3. A radio frequency identification (RFID) system, comprising:

a plurality of RFID tags storing personnel information;

a plurality of RFID readers identifying and reading the personnel information of the RFID tags; each RFID reader comprising:

a main body;

a first connecting portion; and

a second connecting portion; wherein the first connecting portion and the second connecting portion connects to two sides of the main body, the RFID readers interconnected in series by the first and second connecting portions and a plurality of conductive lines;

a data processor; and

a host terminal obtaining the personnel information of the RFID tags by the data processor.

4. The RFID system of claim 3, wherein the main body comprises a first connecting terminal and a second connecting terminal, the first connecting terminal comprises a power supply contact, a ground contact, a first data receiving contact, and a second data transmitting contact; the second connecting terminal comprises a power supply contact, a ground contact, and a first data transmitting contact, and a second data receiving contact; the first connecting terminal of each RFID reader is connected to the first connecting portion, the second connecting terminal of each RFID reader is connected to the second connecting portion.
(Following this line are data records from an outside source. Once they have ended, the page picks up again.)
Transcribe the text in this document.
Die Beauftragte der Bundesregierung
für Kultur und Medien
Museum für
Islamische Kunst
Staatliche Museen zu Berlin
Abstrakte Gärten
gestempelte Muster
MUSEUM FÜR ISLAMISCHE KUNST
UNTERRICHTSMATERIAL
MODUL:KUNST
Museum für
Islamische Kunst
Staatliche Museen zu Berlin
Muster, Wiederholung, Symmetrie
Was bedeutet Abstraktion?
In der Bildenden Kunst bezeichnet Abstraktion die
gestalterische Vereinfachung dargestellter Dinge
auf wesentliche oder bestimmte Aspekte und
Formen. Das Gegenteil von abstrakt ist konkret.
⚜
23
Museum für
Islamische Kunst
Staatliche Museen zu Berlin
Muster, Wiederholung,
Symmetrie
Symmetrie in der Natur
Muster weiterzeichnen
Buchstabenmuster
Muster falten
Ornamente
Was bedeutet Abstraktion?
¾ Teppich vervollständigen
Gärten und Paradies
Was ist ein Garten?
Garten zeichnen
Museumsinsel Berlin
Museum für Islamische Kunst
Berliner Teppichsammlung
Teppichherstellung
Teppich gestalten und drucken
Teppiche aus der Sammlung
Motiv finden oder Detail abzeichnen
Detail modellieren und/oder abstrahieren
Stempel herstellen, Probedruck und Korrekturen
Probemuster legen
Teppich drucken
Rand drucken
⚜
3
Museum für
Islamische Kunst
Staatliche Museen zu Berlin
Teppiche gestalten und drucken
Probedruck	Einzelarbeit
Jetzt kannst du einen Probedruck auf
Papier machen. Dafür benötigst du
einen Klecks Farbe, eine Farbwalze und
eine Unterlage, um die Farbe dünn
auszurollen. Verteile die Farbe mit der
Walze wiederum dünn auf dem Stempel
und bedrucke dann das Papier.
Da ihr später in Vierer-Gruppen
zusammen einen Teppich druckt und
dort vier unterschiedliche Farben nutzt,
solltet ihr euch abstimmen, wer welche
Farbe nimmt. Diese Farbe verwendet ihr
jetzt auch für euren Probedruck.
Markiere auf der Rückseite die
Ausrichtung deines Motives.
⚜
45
5. The RFID system of claim 4, wherein the first connecting terminal of an initial RFID reader which is positioned at an end of the serially interconnected RIFD readers is connected to the data processor by the first connecting portion, the second connecting terminal of the initial RFID is electrically connected to the first connecting terminal of an adjacent RFID reader which is directly connected to the initial RFID reader; the second connecting terminal of the adjacent RFID reader is connected to the first connecting terminal of a next RFID reader which is directly connected to the adjacent initial RFID reader except for the initial RFID; the next RFID reader and remaining RFID readers are electrically connected in the same way similar to the adjacent RFID reader; the first data transmitting contact and the second data receiving contact of a distal RFID reader which is positioned at anther end of the serially interconnected RIFD readers are shorted by a zero ohm resistor.
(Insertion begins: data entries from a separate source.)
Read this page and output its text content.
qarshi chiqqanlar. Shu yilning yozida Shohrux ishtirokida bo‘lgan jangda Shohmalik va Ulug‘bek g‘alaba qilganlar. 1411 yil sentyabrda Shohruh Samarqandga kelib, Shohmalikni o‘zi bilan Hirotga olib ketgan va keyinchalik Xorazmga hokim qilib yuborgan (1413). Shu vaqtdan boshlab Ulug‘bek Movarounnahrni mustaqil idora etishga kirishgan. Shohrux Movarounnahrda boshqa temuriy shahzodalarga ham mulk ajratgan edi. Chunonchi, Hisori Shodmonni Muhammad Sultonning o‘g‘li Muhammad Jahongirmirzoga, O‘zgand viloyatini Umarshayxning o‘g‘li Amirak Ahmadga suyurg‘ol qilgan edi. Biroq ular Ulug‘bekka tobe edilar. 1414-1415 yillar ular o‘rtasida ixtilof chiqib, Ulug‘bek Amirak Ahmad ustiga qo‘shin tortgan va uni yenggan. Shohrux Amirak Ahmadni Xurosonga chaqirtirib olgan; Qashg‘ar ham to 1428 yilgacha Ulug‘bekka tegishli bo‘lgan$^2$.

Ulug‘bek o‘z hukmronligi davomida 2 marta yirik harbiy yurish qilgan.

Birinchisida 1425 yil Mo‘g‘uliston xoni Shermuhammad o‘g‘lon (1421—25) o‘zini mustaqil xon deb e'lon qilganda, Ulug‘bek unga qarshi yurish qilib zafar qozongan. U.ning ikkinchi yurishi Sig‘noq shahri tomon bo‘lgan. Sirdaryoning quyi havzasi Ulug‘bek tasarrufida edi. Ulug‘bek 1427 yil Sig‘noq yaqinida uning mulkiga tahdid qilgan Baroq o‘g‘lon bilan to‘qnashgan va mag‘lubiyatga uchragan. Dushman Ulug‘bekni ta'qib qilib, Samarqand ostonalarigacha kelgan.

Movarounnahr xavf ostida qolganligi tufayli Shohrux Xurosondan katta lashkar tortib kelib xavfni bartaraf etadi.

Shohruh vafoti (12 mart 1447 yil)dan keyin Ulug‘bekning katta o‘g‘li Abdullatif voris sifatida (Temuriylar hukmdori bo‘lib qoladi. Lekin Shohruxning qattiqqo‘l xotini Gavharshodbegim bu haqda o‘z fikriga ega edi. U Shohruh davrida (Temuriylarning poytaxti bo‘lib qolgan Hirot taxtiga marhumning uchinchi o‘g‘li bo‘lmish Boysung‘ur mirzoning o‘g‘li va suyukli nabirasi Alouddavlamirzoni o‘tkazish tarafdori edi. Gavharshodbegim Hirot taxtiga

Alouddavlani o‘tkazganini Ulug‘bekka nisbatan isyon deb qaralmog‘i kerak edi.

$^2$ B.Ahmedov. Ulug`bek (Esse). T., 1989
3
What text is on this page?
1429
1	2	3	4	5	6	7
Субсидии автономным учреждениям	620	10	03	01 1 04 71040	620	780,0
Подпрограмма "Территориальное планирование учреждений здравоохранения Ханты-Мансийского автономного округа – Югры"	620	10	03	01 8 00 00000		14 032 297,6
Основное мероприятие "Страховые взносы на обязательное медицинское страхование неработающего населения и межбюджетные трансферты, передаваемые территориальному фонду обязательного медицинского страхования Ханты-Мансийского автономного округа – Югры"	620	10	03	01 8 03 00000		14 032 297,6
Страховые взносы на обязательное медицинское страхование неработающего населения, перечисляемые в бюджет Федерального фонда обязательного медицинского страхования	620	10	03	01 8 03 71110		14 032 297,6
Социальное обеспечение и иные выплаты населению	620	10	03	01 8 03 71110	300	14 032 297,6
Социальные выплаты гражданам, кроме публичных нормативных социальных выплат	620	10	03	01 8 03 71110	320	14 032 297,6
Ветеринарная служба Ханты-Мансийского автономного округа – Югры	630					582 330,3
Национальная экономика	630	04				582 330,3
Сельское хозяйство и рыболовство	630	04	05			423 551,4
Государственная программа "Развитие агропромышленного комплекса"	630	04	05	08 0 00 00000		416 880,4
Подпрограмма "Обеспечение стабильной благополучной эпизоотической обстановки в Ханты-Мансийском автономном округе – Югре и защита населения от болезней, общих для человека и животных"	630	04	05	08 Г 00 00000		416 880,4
6. The RFID system of claim 4, wherein each RFID comprises a substantially circle sub-identifying area, two adjacent identifying areas overlap and form a complete main identifying area, the complete main identifying area is an area having no blind areas between every two adjacent RFID readers.
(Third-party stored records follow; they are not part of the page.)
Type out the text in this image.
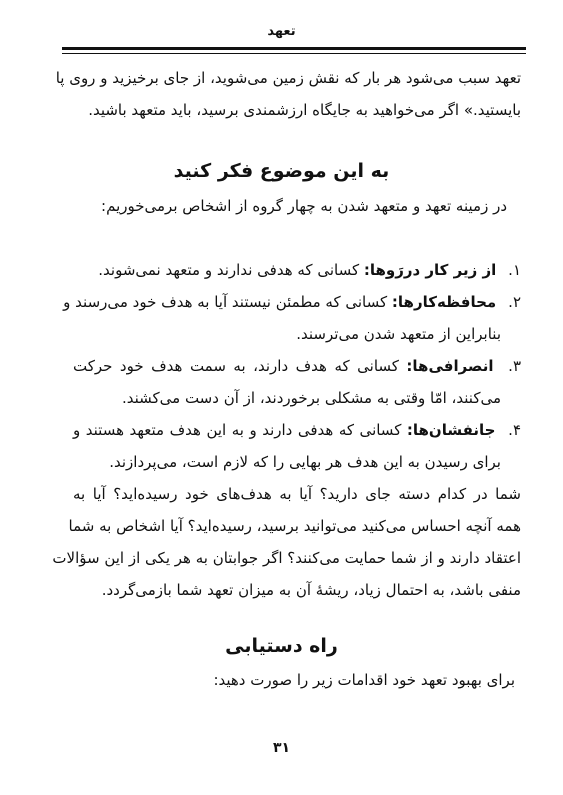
تعهد
تعهد سبب می‌شود هر بار که نقش زمین می‌شوید، از جای برخیزید و روی پا
بایستید.» اگر می‌خواهید به جایگاه ارزشمندی برسید، باید متعهد باشید.
به این موضوع فکر کنید
در زمینه تعهد و متعهد شدن به چهار گروه از اشخاص برمی‌خوریم:
۱. از زیر کار دررَوها: کسانی که هدفی ندارند و متعهد نمی‌شوند.
۲. محافظه‌کارها: کسانی که مطمئن نیستند آیا به هدف خود می‌رسند و
بنابراین از متعهد شدن می‌ترسند.
۳. انصرافی‌ها: کسانی که هدف دارند، به سمت هدف خود حرکت
می‌کنند، امّا وقتی به مشکلی برخوردند، از آن دست می‌کشند.
۴. جانفشان‌ها: کسانی که هدفی دارند و به این هدف متعهد هستند و
برای رسیدن به این هدف هر بهایی را که لازم است، می‌پردازند.
شما در کدام دسته جای دارید؟ آیا به هدف‌های خود رسیده‌اید؟ آیا به
همه آنچه احساس می‌کنید می‌توانید برسید، رسیده‌اید؟ آیا اشخاص به شما
اعتقاد دارند و از شما حمایت می‌کنند؟ اگر جوابتان به هر یکی از این سؤالات
منفی باشد، به احتمال زیاد، ریشهٔ آن به میزان تعهد شما بازمی‌گردد.
راه دستیابی
برای بهبود تعهد خود اقدامات زیر را صورت دهید:
۳۱
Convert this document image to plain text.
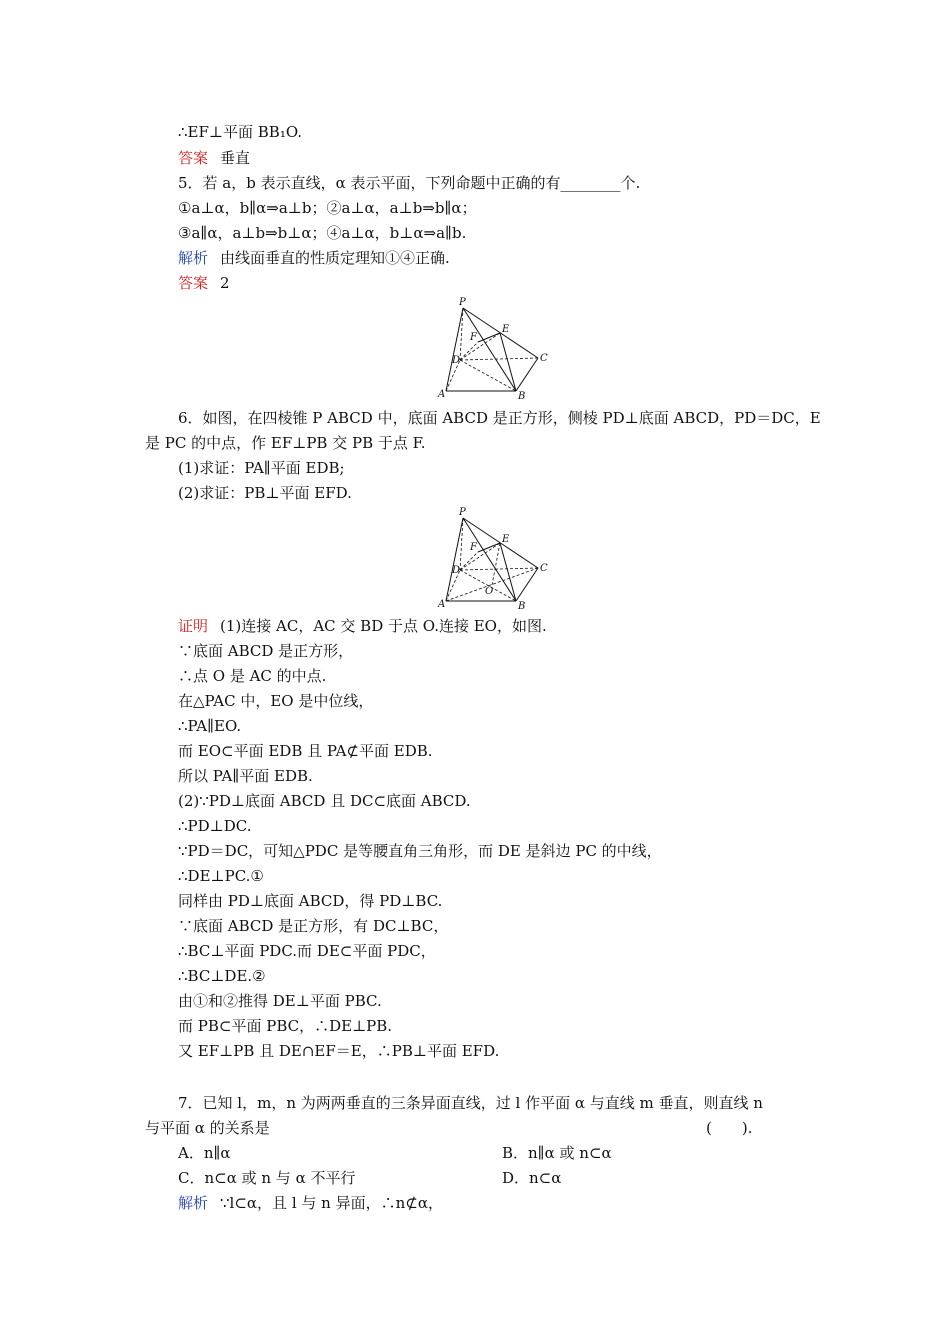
∴EF⊥平面 BB₁O.
答案 垂直
5．若 a，b 表示直线，α 表示平面，下列命题中正确的有________个.
①a⊥α，b∥α⇒a⊥b；②a⊥α，a⊥b⇒b∥α；
③a∥α，a⊥b⇒b⊥α；④a⊥α，b⊥α⇒a∥b.
解析 由线面垂直的性质定理知①④正确.
答案 2
P
E
F
D	C
A	B
6．如图，在四棱锥 P ABCD 中，底面 ABCD 是正方形，侧棱 PD⊥底面 ABCD，PD＝DC，E
是 PC 的中点，作 EF⊥PB 交 PB 于点 F.
(1)求证：PA∥平面 EDB;
(2)求证：PB⊥平面 EFD.
P
E
F
D	C
O
A	B
证明 (1)连接 AC，AC 交 BD 于点 O.连接 EO，如图.
∵底面 ABCD 是正方形，
∴点 O 是 AC 的中点.
在△PAC 中，EO 是中位线，
∴PA∥EO.
而 EO⊂平面 EDB 且 PA⊄平面 EDB.
所以 PA∥平面 EDB.
(2)∵PD⊥底面 ABCD 且 DC⊂底面 ABCD.
∴PD⊥DC.
∵PD＝DC，可知△PDC 是等腰直角三角形，而 DE 是斜边 PC 的中线，
∴DE⊥PC.①
同样由 PD⊥底面 ABCD，得 PD⊥BC.
∵底面 ABCD 是正方形，有 DC⊥BC，
∴BC⊥平面 PDC.而 DE⊂平面 PDC，
∴BC⊥DE.②
由①和②推得 DE⊥平面 PBC.
而 PB⊂平面 PBC，∴DE⊥PB.
又 EF⊥PB 且 DE∩EF＝E，∴PB⊥平面 EFD.
7．已知 l，m，n 为两两垂直的三条异面直线，过 l 作平面 α 与直线 m 垂直，则直线 n
与平面 α 的关系是	(　　).
A．n∥α	B．n∥α 或 n⊂α
C．n⊂α 或 n 与 α 不平行	D．n⊂α
解析 ∵l⊂α，且 l 与 n 异面，∴n⊄α，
7. The RFID system of claim 6, wherein a length of each conductive line interconnects two adjacent RFID readers is equal to a diameter of the sub-identifying area.

8. The RFID system of claim 6, wherein each RFID comprises a ID number, when one of the RFID reader identifies and reads original personnel information of one RFID tag, the RFID reader processes the original personnel information to be a data packet which comprises ID number of a transmitting part, an ID number of a target part and the original personnel information, the adjacent RFID reader receives the data packet, determines that the data packet needs to be transmitted to the host terminal according to the ID number of the target part and sends the data packet to the next RFID reader, the next RFID reader and remaining RFID readers operates substantially similar to the adjacent RFID reader until the data packet is transmitted to the host terminal.

9. The RFID system of claim 6, wherein the host terminal comprises an ID number, when the host terminal transmits a command which comprises an ID number of the target part, command content, and a verifying code to some of the RFID readers, the RFID readers executes the command and sends executing information back to the host terminal

10. The RFID system of claim 9, wherein each RFID reader strengthens signal intensities by a voltage boosting process before transmitting the data packet and commands and weakens the signal intensities by a voltage reducing process while receiving the data packet and commands.